Control is the new American Dream

July 20, 2025

The concept of the American Dream was popularized in the 20th century.

It was the belief that your life wasn’t bound by your social class or economic status, that if you were resilient and worked hard, you could build the life you wanted.

We lived in a land of opportunity, and the world was ours for the taking if we wanted to give it a try.

That was enough for us for awhile. 

But over the last few decades, hustle culture, or the belief that every other area of our lives should be sacrificed on the altar of productivity and attainment, has been on the rise, and our understanding of the American Dream as a simple upward economic mobility has evolved with it.

In this hyper-masculine work culture, control has become a foundational value. In some cases, one might even say…

Control is the new American Dream.

We maximize our productivity by refining our daily schedules with perfect edges of efficiency because we control our time.

We are admired for our discipline, rigidity, and self-negation by our colleagues because we control our desires.

We push ourselves harder than everyone else and deny ourselves when what we want doesn’t fit within our goals or agenda for the day because we control our bodies.

We know how to add more to our plates without taking anything off because we control our energy.

We are always on the receiving end of workplace rewards because we control how we are perceived.

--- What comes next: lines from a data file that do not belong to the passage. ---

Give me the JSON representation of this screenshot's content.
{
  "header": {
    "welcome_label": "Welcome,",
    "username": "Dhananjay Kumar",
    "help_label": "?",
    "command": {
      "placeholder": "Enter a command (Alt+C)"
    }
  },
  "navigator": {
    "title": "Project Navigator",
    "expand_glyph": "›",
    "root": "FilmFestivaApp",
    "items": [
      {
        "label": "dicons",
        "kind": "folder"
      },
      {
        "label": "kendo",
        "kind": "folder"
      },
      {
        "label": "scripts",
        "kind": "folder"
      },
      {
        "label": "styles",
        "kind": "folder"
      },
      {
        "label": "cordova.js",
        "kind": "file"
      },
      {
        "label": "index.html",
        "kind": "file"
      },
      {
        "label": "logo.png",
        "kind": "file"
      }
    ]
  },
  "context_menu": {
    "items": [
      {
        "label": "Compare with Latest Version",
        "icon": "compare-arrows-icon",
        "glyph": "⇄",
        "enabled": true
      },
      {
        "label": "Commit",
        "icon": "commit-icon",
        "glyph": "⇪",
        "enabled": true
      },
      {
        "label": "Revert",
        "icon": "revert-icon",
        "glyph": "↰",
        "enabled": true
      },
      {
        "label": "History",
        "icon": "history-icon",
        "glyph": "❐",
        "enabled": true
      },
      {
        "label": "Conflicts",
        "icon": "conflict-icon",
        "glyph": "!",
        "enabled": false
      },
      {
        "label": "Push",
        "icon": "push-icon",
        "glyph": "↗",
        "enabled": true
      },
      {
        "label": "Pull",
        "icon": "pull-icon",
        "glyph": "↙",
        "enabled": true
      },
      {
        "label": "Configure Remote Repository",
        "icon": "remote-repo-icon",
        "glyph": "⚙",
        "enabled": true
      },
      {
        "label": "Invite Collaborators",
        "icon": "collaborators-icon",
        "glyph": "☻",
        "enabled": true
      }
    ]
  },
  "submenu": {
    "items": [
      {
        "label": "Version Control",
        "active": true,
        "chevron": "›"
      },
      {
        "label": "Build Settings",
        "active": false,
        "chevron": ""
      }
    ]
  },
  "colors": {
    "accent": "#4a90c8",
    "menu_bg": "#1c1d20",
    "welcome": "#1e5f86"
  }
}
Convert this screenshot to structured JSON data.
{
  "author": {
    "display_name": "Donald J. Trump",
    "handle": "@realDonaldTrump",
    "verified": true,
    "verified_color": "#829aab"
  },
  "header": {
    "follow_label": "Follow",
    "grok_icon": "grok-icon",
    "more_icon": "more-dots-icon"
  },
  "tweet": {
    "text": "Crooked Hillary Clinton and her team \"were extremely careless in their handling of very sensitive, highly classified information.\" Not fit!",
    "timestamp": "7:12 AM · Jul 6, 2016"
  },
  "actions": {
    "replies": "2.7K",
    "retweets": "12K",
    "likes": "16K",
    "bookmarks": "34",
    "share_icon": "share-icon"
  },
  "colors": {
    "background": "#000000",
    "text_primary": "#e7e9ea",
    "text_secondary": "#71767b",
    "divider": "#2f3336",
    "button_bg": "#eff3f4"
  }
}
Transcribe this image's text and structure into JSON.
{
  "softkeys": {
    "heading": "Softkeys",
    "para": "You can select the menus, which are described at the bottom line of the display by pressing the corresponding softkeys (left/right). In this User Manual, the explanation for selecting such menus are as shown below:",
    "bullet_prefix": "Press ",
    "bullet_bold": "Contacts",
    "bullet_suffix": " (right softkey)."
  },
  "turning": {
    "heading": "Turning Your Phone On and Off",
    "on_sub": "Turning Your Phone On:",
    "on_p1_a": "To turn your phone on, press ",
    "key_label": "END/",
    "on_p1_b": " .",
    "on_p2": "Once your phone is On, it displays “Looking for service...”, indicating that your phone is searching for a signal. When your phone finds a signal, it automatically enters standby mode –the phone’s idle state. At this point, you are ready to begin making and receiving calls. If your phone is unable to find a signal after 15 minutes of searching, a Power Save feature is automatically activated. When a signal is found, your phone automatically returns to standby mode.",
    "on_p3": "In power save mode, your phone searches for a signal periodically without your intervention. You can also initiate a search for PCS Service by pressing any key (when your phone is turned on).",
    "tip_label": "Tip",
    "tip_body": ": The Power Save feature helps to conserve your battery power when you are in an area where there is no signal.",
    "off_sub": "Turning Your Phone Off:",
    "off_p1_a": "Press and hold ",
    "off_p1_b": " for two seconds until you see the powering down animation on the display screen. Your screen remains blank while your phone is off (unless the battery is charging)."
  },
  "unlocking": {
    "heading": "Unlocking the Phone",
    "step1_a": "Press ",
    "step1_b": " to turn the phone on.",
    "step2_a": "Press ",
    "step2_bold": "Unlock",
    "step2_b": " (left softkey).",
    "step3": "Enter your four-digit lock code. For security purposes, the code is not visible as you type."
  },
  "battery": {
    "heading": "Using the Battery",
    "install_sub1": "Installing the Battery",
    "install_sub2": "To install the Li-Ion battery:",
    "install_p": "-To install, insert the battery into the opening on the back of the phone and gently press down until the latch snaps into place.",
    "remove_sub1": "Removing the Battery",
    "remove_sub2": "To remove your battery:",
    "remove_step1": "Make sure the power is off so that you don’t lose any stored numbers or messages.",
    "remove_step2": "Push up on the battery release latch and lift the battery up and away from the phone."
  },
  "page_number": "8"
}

What you might begin to notice is that one layer beneath that hyper-productive, high-efficiency, over-scheduled life is control.

Or the new American Dream.

It feels safe to be in control, to eliminate the unmanageable and unpredictable, to be able to count on our bodies and energies to do exactly what we command at every moment. 

But control is costing us.

We’re beginning to learn that our ability to stay in control at all times is ultimately unbearable to the human soul.

We see it in the rampant depression, addiction, gambling, numbing, and distraction, in the midlife crises, affairs, divorces, and suicides.

We don’t actually want to be responsible for keeping the world spinning, and yet, here we are believing that we have to try.

This is where we’re seeing the idolization of the new American Dream break down.

You can always do more, have more, and make more, but should you?

You can work more and try harder, but when you leave no space for creativity, boredom, or stillness, you fall out of touch with yourself and the foundational, flowing power that sustains the universe.

You can push yourself to your limit day after day, and while this might seem fine on the surface, it has consequences on a soul level.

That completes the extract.